Miguel Abrantes, Jornal i online
Não será mais justo para os contribuintes e transparente para os consumidores que as empresas em vez de apoiarem iniciativas socialmente relevantes paguem a totalidade dos impostos devidos?
O mecenato que consiste numa atividade segundo a qual uma entidade dotada de meios financeiros apoia a realização de atividades de interesse público, deve o seu nome a Caio de Mecenas (conselheiro do Imperador Augusto), o qual patrocinou vários artistas no Séc. I A.C.
Ao longo dos séculos o mecenato foi sendo incentivado em diversos países do mundo como forma de a sociedade civil conceder donativos ao desenvolvimento de algumas atividades, originando, desta forma, que os estados, pelo menos aparentemente, economizassem recursos.
Atualmente, o mecenato está institucionalizado e implica, em regra, a concessão de benefícios (normalmente de caráter fiscal) como recompensa pelo financiamento de atividades de caráter social, educacional, ambiental, cultural ou desportivo.
Existem, todavia, exceções a esta regra (nas quais a recompensa dada ao mecenas não é relevante). Desde a década de cinquenta do século passado a Fundação Calouste Gulbenkian tem apoiado, sem contrapartida equivalente, o Estado no prosseguimento de atribuições que pertencem a este.

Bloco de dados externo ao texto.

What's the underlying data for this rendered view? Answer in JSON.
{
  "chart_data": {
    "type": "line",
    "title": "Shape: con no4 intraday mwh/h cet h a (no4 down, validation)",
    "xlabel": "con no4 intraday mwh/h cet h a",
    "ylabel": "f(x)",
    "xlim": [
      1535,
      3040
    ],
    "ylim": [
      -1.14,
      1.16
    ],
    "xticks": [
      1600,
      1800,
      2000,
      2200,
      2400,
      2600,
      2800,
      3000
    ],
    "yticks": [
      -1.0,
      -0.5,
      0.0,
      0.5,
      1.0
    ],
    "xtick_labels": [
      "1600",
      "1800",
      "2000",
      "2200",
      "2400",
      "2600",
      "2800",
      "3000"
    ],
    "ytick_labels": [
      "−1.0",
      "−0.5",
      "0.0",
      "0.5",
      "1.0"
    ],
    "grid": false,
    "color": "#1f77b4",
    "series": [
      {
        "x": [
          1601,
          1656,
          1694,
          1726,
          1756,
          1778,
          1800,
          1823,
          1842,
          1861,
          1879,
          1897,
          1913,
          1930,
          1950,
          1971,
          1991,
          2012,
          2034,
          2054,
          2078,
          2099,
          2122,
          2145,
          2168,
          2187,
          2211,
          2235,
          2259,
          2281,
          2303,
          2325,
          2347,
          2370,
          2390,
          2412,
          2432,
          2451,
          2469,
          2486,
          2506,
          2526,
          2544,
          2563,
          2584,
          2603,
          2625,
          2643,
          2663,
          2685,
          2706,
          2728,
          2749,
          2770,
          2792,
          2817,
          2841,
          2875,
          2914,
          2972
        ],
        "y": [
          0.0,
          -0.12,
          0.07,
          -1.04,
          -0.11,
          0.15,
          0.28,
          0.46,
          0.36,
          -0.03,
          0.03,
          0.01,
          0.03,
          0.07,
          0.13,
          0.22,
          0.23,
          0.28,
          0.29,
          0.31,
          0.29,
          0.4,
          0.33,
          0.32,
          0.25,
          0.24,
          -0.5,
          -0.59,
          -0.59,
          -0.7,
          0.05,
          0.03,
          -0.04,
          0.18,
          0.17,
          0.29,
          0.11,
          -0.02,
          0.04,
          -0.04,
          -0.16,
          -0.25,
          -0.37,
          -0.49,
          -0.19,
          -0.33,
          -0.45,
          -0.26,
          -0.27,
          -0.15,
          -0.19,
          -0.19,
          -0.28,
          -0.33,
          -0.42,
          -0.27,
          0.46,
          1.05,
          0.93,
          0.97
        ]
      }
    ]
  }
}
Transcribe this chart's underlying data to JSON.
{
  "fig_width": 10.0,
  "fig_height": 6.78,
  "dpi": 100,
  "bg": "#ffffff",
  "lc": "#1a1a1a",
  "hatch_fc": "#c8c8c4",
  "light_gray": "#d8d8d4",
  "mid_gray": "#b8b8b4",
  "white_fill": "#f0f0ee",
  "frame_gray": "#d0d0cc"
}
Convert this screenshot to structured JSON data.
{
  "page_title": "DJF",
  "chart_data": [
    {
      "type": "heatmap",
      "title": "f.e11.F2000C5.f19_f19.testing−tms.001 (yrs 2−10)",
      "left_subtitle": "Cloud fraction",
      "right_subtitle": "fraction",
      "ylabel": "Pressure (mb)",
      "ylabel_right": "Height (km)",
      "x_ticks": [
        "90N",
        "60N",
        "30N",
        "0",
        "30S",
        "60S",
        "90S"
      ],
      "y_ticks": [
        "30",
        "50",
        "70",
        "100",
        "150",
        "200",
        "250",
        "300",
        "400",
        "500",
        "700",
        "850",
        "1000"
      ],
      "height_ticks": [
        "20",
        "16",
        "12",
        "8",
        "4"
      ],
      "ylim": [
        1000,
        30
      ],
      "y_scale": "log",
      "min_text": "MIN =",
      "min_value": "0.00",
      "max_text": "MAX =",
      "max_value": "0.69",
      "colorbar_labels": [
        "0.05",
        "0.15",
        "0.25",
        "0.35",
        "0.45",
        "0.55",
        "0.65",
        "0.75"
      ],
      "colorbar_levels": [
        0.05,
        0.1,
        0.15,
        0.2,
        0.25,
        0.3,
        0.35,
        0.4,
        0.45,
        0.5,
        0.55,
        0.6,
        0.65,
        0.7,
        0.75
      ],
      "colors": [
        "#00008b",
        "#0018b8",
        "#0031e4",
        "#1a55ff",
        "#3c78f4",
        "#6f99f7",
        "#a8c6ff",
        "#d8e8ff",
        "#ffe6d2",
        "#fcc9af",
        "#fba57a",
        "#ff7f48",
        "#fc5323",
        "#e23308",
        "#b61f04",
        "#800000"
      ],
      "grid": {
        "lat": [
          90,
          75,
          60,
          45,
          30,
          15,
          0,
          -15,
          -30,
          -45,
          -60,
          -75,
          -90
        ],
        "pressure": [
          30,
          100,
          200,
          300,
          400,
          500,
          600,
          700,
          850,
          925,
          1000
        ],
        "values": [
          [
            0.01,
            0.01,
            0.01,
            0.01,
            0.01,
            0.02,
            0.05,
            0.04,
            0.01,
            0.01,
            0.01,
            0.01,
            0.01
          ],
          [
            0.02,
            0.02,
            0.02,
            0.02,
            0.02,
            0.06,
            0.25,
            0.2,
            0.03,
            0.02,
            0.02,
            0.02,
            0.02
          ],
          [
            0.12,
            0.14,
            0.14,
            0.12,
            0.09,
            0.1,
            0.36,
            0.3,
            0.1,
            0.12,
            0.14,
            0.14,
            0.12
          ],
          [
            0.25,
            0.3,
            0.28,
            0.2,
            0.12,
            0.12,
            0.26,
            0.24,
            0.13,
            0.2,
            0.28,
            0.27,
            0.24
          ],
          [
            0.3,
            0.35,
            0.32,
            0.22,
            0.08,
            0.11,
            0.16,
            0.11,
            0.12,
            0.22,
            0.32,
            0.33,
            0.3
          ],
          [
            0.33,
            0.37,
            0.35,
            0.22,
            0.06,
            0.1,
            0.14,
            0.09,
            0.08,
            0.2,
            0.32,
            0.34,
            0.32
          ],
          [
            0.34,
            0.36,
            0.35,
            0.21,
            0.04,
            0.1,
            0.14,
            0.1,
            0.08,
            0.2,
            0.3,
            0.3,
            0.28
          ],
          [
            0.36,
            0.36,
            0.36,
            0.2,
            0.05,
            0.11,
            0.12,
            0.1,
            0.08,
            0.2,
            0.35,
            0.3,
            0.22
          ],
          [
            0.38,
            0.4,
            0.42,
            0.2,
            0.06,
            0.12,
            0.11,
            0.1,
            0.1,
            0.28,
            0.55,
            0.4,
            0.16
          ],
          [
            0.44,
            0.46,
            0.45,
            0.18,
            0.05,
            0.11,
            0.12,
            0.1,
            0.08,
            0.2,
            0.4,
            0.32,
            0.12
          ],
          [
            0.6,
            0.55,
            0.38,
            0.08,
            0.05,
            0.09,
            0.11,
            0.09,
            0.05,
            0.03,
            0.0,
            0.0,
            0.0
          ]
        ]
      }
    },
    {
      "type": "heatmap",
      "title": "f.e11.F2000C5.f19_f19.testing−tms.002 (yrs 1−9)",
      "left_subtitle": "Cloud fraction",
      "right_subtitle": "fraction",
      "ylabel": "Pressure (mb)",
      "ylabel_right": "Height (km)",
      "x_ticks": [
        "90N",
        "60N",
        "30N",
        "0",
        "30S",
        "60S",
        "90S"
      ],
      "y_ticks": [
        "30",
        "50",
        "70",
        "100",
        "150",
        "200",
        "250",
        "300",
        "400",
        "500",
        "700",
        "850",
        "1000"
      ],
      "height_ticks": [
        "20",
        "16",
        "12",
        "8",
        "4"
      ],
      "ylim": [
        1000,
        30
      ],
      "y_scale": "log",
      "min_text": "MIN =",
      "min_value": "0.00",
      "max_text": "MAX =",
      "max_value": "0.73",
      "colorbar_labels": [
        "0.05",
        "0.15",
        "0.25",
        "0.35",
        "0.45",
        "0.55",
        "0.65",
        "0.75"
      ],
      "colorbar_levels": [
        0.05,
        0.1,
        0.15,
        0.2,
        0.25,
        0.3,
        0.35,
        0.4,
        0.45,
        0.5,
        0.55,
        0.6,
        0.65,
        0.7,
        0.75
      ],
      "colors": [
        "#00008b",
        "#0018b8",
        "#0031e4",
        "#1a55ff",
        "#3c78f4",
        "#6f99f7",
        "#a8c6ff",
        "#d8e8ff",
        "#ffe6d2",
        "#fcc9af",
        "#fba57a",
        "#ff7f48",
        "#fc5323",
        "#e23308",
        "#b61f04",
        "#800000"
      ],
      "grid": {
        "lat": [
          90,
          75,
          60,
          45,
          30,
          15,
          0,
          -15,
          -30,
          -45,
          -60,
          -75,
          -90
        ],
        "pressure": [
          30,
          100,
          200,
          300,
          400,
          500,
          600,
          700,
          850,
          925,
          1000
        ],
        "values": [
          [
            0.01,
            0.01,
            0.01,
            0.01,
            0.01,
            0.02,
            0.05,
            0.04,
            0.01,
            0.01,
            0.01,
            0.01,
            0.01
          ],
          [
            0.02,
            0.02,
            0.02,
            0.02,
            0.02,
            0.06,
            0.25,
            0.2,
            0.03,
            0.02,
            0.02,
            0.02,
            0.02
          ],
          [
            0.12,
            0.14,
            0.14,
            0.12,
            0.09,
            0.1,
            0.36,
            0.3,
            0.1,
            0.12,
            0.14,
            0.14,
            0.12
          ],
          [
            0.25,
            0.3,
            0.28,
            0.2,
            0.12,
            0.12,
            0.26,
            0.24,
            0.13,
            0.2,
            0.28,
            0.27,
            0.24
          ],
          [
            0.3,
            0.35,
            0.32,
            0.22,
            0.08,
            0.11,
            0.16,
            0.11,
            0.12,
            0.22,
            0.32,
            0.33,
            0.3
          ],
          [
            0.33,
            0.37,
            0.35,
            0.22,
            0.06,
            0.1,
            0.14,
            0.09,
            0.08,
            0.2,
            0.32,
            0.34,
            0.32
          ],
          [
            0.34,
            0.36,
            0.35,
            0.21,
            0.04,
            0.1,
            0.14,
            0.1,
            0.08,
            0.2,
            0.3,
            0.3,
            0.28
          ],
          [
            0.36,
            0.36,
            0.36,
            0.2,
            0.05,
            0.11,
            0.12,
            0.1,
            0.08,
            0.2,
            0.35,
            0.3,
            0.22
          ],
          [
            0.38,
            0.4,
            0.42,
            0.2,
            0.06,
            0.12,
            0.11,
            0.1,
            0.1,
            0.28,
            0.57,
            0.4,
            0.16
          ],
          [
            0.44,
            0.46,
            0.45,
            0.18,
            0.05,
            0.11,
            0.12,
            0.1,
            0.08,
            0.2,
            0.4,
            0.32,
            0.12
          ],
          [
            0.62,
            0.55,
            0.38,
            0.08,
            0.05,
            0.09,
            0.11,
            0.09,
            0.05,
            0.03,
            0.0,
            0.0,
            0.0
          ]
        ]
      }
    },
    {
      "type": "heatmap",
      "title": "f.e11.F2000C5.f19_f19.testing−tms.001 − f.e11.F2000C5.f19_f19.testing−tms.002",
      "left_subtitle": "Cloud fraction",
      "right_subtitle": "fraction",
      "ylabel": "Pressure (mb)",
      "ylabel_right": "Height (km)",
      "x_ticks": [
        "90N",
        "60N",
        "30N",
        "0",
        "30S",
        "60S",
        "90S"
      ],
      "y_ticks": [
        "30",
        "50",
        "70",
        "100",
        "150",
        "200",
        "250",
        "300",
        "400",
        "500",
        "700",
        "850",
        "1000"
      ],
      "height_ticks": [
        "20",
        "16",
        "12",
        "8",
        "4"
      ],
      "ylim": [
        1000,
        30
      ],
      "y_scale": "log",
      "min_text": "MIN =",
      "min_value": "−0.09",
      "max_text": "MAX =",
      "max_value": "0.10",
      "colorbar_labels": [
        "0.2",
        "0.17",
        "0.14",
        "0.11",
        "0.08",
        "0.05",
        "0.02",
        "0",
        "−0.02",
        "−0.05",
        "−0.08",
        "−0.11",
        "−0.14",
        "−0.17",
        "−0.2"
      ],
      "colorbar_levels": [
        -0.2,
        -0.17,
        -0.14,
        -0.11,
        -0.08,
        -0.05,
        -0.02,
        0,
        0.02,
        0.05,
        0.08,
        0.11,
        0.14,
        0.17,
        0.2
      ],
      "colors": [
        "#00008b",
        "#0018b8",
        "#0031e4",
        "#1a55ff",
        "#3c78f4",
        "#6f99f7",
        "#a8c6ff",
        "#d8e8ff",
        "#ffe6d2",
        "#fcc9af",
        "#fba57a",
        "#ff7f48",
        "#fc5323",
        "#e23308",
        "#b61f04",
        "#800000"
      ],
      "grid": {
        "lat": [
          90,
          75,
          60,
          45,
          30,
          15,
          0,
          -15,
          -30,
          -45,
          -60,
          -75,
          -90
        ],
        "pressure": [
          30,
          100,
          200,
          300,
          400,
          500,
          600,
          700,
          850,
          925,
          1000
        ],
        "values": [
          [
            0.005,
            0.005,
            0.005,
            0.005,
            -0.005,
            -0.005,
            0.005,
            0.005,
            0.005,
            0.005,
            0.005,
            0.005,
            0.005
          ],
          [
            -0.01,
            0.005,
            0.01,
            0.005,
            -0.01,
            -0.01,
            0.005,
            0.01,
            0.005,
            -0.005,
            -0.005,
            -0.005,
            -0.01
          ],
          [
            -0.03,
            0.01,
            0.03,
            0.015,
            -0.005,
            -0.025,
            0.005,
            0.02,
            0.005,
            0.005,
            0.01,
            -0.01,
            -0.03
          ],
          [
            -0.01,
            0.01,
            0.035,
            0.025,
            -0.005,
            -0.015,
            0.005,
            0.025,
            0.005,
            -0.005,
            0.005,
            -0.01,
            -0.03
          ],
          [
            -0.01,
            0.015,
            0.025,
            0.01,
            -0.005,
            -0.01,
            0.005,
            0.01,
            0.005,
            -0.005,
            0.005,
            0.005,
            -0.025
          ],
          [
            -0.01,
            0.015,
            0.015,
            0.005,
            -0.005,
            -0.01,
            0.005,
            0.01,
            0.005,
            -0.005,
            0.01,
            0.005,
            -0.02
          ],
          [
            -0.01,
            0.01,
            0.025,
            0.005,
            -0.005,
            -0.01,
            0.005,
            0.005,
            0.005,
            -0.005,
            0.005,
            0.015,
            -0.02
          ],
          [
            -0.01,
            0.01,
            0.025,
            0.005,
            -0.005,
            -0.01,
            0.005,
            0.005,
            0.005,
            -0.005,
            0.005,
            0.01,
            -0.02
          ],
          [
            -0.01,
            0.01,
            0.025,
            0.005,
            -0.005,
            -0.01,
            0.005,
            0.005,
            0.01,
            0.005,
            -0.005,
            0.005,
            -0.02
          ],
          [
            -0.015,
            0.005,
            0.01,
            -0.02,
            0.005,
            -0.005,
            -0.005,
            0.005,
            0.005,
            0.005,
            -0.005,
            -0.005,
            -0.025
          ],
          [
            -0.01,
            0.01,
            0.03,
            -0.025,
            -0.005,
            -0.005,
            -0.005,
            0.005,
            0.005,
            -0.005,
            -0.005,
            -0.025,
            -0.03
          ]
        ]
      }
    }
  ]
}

Na década de setenta também do século passado esta fundação ofereceu ambulâncias para que o Estado pudesse reforçar a sua função de socorro e, na mesma década, possibilitou que muitos jovens residentes fora das zonas urbanas conseguissem ter um primeiro contacto com a leitura mediante a utilização de bibliotecas itinerantes.
No entanto, o exemplo atrás citado constitui uma das poucas exceções à regra.
Em Portugal, o Estatuto dos Benefícios Fiscais consagra um capítulo dedicado ao mecenato, onde é estatuído que: constituem donativos «entregas em dinheiro ou em espécie, concedidos, sem contrapartidas que configurem obrigações de carácter pecuniário ou comercial, às entidades públicas ou privadas…cuja atividade consista predominantemente na realização de iniciativas nas áreas social, cultural, ambiental, desportiva ou educacional».
Os benefícios fiscais atribuídos traduzem-se em muitos países, em regra, em deduções para efeitos da determinação do lucro tributável, no caso das pessoas coletivas, e em deduções à coleta do imposto sobre o rendimento, no caso das pessoas singulares.
No respeitante a estas últimas, é frequente sermos informados que pessoas famosas pela atividade que desenvolvem apoiam de forma significativa atividades de caráter social.
Por exemplo, o Sr. Paul David Hewson, conhecido no mundo musical por Bono, é o exemplo de uma pessoa conhecida não só pela atividade que desenvolve, mas também pela sua filantropia. Este senhor, no entanto, aparece mencionado no escândalo financeiro «Paradise Papers» por envolvimento em fraude fiscal.
No respeitante às pessoas coletivas, também é comum lermos notícias, segundo as quais, multinacionais muito conhecidas utilizam o mecenato como forma de se associarem a causas social ou culturalmente relevantes.
Todavia, em 2014, o Consorcio Internacional de Jornalistas (International Consortium of Investigative Journalists – ICIJ) revelou pormenores de operações efetuadas por 345 multinacionais com o propósito evitar o pagamento de impostos.
As referidas operações implicaram que quantias avultadas de impostos não fossem pagas nos países onde, nos termos da legislação em vigor, deveriam ter sido e beneficiou grandes multinacionais como a Amazon, o Citigroup, a Ikea, a General Electric, a GlaxoSmithKline, a Gazprom, a PepsiCo, a Procter and Gamble, a Timberland, e a Volkswagen.
Não será mais justo para os contribuintes e transparente para os consumidores que as empresas em vez de apoiarem iniciativas socialmente relevantes paguem a totalidade dos impostos devidos (sem deduções devido ao mecenato) e pagassem, também, para publicitar os seus produtos, em vez de os divulgarem juntamente com ações de beneficência?
Caso as empresas, e também os cidadãos, pagassem os impostos na totalidade, seria o Estado (legitimado pelo voto popular) a decidir onde é que os referidos montantes seriam aplicados e, não, cidadãos ou empresas, que, por muito mérito que tenham no desenvolvimento da sua atividade, não estão legitimados pelo voto popular.
De igual forma, se as empresas assumissem sempre, de forma clara, a publicidade que fazem aos seus produtos, estariam a ser mais transparentes para os consumidores. Estes poderiam distinguir com clareza a publicitação de um produto de um ato de generosidade.
Assim, é importante ponderar se é socialmente justo que os apoios dados por empresas e particulares a atividades socialmente relevantes sejam fiscalmente dedutíveis.